= Anna of Constantinople (daughter of Leo VI) =

Byzantine princess

Anna of Constantinople was a late 9th century Byzantine princess, Augusta, and the daughter of Byzantine Emperor Leo VI. From the Macedonian dynasty, she married the Carolingian Emperor Louis the Blind, helping to establish greater diplomatic links between the East and West.

==Early life==
=== Family ===
Anna was born c. 888 to Emperor Leo VI and his mistress Zoe Zaoutzaina, who was the daughter of Stylianos Zaoutzes, a high-ranking bureaucrat of Armenian origin. Her father had a complicated romantic life, and did not marry her mother until after Empress Theophano's death in 897. Her mother died in 899.

=== Augusta ===
According to Eastern Orthodox Canon Law, Anna's father was forbidden from marrying for a third time, so in 899, Anna was given the title of Augusta, an honor usually bestowed upon the wife of the emperor. The title carried with it great honor and respect, the Augusta would accompany the emperor to official ceremonies, and her presence was required to celebrate the liturgical holidays.
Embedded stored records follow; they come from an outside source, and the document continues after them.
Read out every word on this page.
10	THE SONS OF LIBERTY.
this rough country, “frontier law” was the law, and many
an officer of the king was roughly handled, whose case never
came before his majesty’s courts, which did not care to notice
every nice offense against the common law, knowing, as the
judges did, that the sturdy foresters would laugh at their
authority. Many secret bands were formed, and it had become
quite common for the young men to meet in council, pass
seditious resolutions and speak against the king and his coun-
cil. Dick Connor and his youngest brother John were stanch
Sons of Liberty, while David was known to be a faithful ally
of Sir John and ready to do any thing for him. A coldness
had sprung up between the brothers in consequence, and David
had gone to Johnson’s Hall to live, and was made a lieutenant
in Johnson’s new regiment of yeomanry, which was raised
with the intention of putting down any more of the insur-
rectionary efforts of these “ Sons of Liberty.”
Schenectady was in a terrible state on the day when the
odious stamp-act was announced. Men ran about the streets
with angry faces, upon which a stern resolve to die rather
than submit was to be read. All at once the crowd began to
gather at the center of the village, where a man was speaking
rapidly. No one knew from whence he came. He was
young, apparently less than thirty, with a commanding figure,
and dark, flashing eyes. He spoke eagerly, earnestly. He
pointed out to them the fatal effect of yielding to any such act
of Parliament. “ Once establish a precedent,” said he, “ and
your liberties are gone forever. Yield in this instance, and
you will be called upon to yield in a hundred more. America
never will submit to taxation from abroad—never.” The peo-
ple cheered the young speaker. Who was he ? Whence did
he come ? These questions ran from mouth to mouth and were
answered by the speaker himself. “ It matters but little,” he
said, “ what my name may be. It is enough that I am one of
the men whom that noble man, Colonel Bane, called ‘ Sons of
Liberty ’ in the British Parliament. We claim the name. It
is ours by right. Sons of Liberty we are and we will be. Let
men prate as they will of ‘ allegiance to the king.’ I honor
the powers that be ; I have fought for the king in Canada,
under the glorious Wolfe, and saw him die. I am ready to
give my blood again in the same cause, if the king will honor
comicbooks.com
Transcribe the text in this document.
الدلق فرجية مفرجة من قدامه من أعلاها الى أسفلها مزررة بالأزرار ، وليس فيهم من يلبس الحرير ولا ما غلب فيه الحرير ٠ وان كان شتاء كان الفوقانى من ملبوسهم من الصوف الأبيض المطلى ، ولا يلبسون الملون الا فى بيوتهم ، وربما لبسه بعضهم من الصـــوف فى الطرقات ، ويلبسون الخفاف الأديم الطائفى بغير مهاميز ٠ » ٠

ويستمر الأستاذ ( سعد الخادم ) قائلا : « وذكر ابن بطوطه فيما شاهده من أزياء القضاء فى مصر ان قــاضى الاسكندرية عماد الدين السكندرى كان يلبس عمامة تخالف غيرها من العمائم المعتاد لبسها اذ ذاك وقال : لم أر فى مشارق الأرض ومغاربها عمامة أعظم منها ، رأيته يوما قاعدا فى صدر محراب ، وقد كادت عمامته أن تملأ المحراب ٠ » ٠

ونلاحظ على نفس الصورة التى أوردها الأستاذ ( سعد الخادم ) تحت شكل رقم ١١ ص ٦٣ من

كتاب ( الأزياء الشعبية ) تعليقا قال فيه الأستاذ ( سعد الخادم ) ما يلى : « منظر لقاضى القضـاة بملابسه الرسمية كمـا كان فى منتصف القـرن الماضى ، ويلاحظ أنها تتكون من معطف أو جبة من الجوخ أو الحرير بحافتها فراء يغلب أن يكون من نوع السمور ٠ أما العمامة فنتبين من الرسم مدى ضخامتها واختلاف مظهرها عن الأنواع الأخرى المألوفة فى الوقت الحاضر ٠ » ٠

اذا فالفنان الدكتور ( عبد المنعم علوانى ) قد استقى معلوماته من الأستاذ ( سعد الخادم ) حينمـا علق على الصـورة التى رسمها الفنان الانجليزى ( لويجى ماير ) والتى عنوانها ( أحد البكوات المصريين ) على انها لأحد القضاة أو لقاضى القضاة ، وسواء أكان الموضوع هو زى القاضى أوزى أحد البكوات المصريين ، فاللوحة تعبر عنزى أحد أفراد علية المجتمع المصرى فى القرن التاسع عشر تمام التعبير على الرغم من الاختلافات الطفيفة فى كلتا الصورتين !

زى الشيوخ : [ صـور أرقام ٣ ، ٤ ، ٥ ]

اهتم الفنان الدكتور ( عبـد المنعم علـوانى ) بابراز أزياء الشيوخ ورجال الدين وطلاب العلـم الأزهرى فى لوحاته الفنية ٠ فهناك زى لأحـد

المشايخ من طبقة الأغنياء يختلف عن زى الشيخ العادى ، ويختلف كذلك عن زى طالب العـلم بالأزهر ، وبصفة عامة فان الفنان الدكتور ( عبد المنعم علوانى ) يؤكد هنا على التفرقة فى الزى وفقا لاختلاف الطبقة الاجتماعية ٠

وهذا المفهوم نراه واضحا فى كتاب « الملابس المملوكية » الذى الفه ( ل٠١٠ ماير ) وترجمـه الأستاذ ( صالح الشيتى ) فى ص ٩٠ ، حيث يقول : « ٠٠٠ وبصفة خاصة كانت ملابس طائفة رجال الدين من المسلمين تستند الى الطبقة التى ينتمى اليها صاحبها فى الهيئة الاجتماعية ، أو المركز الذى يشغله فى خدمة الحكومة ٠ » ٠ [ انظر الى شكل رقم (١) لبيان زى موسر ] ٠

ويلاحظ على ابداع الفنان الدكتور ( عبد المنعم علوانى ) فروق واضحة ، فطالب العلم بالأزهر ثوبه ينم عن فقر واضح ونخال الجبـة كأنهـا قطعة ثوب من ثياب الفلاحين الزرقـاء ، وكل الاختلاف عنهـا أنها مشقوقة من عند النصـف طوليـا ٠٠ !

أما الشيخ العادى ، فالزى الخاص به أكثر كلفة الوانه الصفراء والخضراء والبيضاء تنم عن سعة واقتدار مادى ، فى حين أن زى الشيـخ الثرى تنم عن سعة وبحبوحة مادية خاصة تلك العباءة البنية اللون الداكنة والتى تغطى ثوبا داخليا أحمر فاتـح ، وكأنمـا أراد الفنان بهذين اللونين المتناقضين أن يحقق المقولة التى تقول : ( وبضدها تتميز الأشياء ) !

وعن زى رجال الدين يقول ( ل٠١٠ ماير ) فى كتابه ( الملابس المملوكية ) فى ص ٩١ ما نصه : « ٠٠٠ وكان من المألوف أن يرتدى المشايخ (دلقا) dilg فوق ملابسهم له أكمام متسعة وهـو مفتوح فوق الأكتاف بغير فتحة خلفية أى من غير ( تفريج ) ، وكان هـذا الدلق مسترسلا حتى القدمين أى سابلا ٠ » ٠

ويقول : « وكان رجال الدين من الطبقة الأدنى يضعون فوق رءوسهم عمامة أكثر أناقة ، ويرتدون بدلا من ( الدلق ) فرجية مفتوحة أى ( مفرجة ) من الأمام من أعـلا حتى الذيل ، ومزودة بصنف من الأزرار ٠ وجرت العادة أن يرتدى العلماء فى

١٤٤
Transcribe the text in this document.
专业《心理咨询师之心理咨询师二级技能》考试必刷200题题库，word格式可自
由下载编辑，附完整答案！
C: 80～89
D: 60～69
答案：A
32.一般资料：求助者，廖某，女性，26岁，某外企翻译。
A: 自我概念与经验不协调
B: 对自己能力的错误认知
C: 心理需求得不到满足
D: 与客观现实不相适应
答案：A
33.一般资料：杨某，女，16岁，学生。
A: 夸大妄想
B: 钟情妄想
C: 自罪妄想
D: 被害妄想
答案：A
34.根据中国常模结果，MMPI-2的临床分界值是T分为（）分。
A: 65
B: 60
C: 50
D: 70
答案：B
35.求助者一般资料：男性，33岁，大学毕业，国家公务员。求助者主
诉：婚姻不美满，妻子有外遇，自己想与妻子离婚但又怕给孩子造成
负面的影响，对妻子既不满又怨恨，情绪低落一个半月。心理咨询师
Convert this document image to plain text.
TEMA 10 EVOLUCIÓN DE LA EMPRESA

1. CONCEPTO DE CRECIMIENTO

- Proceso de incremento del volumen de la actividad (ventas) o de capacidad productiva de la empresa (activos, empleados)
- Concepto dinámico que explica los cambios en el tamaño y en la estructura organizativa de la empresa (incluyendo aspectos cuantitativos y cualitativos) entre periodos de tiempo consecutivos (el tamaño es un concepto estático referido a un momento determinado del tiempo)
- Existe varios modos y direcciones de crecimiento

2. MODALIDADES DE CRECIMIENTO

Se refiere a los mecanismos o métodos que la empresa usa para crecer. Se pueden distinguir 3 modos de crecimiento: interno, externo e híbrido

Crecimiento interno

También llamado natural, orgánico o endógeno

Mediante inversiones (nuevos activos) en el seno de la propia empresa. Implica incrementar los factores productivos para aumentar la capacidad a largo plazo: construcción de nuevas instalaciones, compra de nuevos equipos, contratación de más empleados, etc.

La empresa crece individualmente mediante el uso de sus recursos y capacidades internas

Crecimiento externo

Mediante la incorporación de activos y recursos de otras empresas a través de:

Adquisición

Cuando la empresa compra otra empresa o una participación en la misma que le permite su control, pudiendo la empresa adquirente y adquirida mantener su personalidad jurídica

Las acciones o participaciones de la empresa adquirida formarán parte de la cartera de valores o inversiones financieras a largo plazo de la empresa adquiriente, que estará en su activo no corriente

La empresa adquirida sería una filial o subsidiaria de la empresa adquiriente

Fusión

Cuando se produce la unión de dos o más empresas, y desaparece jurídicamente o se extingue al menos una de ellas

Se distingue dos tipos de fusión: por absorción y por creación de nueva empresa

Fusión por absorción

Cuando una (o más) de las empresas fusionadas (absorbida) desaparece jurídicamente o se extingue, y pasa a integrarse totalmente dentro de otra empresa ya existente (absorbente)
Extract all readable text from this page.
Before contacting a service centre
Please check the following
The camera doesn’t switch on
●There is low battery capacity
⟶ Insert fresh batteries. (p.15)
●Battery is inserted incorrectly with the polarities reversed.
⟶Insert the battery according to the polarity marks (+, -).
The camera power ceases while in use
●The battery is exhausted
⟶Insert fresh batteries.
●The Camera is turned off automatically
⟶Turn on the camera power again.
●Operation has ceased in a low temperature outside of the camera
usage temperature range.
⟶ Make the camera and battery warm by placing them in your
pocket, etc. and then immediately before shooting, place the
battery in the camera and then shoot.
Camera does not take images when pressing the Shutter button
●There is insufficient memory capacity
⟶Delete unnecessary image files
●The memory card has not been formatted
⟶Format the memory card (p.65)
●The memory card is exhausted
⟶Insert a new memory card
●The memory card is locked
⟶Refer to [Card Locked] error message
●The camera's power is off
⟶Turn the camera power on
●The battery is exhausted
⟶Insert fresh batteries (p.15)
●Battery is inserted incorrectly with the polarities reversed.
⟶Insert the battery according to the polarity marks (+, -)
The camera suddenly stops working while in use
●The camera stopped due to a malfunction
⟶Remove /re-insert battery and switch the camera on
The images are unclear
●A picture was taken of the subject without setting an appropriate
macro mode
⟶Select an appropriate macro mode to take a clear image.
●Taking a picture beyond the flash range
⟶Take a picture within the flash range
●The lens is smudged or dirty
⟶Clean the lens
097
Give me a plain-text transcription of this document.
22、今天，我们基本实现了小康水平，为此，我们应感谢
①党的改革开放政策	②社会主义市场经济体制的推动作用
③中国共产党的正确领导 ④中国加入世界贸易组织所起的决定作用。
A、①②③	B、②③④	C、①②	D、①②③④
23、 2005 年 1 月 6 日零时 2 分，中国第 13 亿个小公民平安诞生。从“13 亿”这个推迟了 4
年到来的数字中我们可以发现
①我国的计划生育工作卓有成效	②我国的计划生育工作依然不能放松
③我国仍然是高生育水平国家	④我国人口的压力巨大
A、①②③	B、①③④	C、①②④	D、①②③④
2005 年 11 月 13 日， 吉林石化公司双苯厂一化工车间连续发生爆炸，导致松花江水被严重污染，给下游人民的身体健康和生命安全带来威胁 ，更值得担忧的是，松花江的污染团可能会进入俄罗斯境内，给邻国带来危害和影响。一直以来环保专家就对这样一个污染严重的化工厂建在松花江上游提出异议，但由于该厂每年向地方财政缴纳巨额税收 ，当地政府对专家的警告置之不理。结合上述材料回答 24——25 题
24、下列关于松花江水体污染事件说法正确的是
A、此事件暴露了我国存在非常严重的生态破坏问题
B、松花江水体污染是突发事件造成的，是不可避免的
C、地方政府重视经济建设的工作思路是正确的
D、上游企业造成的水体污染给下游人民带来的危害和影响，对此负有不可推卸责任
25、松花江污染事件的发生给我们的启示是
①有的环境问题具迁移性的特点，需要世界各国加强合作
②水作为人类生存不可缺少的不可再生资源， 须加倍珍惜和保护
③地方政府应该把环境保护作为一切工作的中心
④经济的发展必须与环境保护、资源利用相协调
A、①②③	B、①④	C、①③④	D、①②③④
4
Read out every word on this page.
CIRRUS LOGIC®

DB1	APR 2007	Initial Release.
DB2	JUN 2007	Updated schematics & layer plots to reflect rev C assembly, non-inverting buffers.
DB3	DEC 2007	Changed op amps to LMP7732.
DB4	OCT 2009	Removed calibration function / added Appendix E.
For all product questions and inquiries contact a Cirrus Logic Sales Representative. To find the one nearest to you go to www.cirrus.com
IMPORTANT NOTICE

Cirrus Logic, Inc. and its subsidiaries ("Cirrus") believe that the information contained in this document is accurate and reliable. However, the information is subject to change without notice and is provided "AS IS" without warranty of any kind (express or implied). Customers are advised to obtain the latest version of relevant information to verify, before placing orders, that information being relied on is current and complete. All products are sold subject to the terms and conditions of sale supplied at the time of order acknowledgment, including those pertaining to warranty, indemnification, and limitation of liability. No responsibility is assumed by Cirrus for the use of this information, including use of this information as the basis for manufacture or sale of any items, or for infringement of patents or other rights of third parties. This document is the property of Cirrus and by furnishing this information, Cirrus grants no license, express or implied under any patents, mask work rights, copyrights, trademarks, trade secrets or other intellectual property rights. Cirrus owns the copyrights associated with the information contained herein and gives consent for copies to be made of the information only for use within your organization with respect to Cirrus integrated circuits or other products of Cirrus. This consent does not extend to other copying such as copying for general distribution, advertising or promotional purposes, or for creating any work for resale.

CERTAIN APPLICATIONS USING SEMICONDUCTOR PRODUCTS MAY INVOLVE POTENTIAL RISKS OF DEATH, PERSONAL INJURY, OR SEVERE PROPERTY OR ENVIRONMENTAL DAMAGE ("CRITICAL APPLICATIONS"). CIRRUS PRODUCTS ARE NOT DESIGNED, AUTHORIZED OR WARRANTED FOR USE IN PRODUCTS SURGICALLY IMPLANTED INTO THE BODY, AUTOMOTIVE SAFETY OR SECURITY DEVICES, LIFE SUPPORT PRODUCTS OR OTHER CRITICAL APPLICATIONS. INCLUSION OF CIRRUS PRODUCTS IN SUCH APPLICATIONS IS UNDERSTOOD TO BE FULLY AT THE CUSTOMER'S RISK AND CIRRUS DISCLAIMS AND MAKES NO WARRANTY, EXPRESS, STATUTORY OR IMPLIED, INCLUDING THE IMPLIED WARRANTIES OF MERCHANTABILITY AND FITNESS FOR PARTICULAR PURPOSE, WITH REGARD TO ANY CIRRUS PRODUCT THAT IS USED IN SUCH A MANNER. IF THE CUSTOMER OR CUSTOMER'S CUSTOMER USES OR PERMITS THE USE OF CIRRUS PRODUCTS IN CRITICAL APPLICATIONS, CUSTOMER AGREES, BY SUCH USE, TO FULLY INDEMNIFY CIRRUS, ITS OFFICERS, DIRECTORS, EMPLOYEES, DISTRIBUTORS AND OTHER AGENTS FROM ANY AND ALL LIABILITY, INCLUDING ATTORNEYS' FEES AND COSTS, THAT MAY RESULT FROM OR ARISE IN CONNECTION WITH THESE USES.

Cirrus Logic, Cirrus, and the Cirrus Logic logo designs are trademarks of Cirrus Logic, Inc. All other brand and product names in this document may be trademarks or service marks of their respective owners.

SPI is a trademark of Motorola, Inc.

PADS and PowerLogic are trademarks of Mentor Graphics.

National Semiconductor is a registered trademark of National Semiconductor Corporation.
In 900 however, Anna was married to her betrothed, Louis the Blind, King of Provence, partly in an effort to strengthen diplomatic ties with the West.

==Marriage and Issue==
With Louis the Blind, Anna had two children:

- Charles-Constantine, Count of Vienne
- Anna of Provence, wife of King Berengar I of Italy

==Death and Legacy==
Anna died in 902, immediately after giving birth to her son Charles-Constantine.

She would be remembered as one of the earliest gateway ancestors between Western European royalty and the Macedonian dynasty of the Byzantine Empire.